Он знал историю семьи Алекса. А про воспоминания его прапрадеда, служившего именно на "Гёбене", ему мальчишки рассказывали в подробностях.

- У него мышление, как у крота, а не как у историка, - кипятился Алекс, - То, что он говорит даже про адмирала Эбергарда - написано явно британцами. Якобы такие смелые англичане пропустили "Гёбен" к Севастополю, а Эбергард струсил и вёл себя непрофессионально, не открыв огня по крейсеру. Тут нас и прорвало. Виноваты, не смогли молчать. Мой прапрадед, кстати, писал в дневнике, что никак не мог понять, почему русские выбирают в союзников тех, с кем враги не нужны. Не верить фригатенкапитану, служившему старшим офицером на "Гёбене" мы не можем.

- Да, - подхватил Игорь, - потому что потом пошла традиционная песня, что немцы трусы и слабее русских. Что их крейсер смогли выгнать корабли-развалины. Получается, Бушуев сам себе противоречит. Или русские дураки и трусы, или всё-таки именно они заставили "Гёбен" и "Бреслау" гореть.

- Но опять же, - снова заговорил Алекс, - Разве может морской офицер думать, что его враги трусы и идиоты? Разве это не приводило к фатальным ошибкам во многих сражениях? Ведь немцы не были ни трусами, ни дураками. Как бы ни рисовали на них карикатуры. Феликс фон Ратт пишет о подвиге и самопожертвовании унтерофицера с "Гёбена", который задраил переборку и не дал распространиться пожару к крюйткамере (пороховому погребу) . Спас корабль от взрыва. Хотя попадание было в третий каземат, откуда огонь очень быстро пошел.

Мальчишки говорили горячо и взволнованно. Ветров понимал, что у них-то в руках был живой исторический документ. Мало того, писал участник событий, фригатенкапитан, а не штабист с берега. Вадим как никто иной знал, что они там эти умники, ни разу в море не выходившие, могут понаписать в своих отчётах.

- Так предъявил бы ему документ, - Ветров был, конечно, на стороне мальчишек.

- Бушуев не читает по-немецки, - объяснил Игорь, - Алекс ему предлагал убедиться собственными глазами. Но наш историк, кажется, даже горд, что без словаря не знает ни одного иностранного языка. Как так? Он же училище закончил как-то. У тебя же английский, французский и японский.

- Ну, скажем прямо, японским я последний раз пользовался, когда с вашей семьёй знакомился ещё женихом и понравиться пытался. А ты сам сейчас ответил на свой вопрос. Он его закончил "как-то". И грустно, конечно, когда такие берутся учить, а ещё хуже - командовать.

18. Глава 17

17.

Виктория в очередной раз удивилась, сколько людей в Москве сразу стали им помогать. Во-первых, из Североморска прилетела Катя с младшей дочерью. Её сыновья остались учиться. Туда на помощь улетела мама Ольги - Людмила Викторовна. Во-вторых, решили вопрос со школой. Сначала Вера сходила в шведское посольство. Там была школа. И даже кто-то из знакомых отца Тори работал в торгпредстве и обещал протекцию. Но с Верой разговаривали сухо. Сказали, что мест в школе сейчас нет. Не отказывали прямо, всё-таки Тори - гражданка Швеции. Но и не обещали ничего конкретного. Тогда вмешалась Ольга.

- Вера, Виктория должна учиться. Можно, конечно, перевести её в экстернат и убедить разрешить аттестацию в школе при посольстве. Но скажи честно, ты же не планируешь возвращаться?

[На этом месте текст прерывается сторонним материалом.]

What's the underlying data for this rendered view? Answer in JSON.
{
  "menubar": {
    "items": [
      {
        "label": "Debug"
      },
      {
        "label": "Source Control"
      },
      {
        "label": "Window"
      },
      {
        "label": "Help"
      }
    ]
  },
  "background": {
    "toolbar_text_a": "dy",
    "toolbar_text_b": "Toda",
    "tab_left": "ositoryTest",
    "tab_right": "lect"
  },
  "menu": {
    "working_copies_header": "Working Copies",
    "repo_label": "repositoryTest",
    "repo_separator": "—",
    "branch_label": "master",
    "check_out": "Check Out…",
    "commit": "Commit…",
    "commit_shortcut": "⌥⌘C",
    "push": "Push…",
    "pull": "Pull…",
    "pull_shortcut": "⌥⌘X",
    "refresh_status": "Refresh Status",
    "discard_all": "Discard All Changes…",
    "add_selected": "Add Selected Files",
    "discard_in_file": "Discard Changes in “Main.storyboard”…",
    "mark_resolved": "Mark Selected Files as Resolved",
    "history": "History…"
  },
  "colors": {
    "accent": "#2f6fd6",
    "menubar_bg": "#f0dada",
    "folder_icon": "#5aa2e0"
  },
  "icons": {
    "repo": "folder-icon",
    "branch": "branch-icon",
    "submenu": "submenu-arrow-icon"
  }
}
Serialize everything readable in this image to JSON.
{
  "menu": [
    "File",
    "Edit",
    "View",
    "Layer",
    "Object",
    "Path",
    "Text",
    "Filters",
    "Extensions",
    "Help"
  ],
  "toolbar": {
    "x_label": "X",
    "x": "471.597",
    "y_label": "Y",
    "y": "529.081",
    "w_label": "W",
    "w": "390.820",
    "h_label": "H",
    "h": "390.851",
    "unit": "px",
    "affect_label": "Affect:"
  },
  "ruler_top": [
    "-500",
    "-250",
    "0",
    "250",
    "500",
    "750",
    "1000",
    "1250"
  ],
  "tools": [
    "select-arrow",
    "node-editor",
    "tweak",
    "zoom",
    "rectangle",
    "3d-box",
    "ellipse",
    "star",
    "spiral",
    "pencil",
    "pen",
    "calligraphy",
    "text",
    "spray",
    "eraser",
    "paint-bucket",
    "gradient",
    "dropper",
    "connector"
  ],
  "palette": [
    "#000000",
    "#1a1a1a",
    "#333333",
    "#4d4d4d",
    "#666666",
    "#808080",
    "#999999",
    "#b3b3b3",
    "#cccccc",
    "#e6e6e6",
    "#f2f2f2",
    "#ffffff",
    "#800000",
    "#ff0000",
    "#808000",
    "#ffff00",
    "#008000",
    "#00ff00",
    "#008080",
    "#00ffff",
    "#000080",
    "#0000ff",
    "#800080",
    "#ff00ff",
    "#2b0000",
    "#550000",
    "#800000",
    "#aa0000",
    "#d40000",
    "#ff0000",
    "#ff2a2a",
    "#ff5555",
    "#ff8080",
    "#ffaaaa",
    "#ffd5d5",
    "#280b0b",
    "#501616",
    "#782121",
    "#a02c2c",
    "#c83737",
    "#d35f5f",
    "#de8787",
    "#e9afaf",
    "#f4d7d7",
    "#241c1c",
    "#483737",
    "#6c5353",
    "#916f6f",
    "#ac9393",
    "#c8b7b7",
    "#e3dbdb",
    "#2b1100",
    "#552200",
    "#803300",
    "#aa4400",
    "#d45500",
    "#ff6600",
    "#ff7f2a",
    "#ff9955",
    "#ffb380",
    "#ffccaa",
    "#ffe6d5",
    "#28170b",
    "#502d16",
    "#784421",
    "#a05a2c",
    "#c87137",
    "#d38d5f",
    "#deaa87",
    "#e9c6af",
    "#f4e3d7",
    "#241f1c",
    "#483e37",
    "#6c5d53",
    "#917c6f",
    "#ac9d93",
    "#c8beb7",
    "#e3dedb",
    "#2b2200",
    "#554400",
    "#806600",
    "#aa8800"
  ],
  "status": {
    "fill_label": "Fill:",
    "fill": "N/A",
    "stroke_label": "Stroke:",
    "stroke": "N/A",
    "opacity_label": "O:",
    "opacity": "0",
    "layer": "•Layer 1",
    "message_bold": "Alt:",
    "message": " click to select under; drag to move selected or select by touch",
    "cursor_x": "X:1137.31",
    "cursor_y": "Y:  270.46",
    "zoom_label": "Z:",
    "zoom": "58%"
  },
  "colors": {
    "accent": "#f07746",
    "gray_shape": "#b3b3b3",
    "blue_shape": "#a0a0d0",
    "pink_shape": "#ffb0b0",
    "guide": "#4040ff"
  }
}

- Я - нет. Ты не переживай, мы потом снимем квартиру в Москве. Или уедем в пригород. У меня там от матери осталась двушка. Родня живёт. Но я, если надо, скажу, чтобы съехали.

- Вер, ты не о том думаешь сейчас. Живите спокойно. Но Виктория должна быть занята своими делами. И хорошо бы в компании с ровесниками, пока ты проходишь лечение. Ей и так непросто. Надо занять её время и мозги. Если посольство её не берет, значит, она будет учиться у нас. Там, где мы все работаем. Я, Даша и Кира. У нас отличная школа. Катя её закончила. Дети все приличные. И языки. Просто Виктории, конечно, не будет. Но давай честно, ей сейчас нигде не будет просто. А так хоть под нашим присмотром. И с максимальной лояльностью руководства.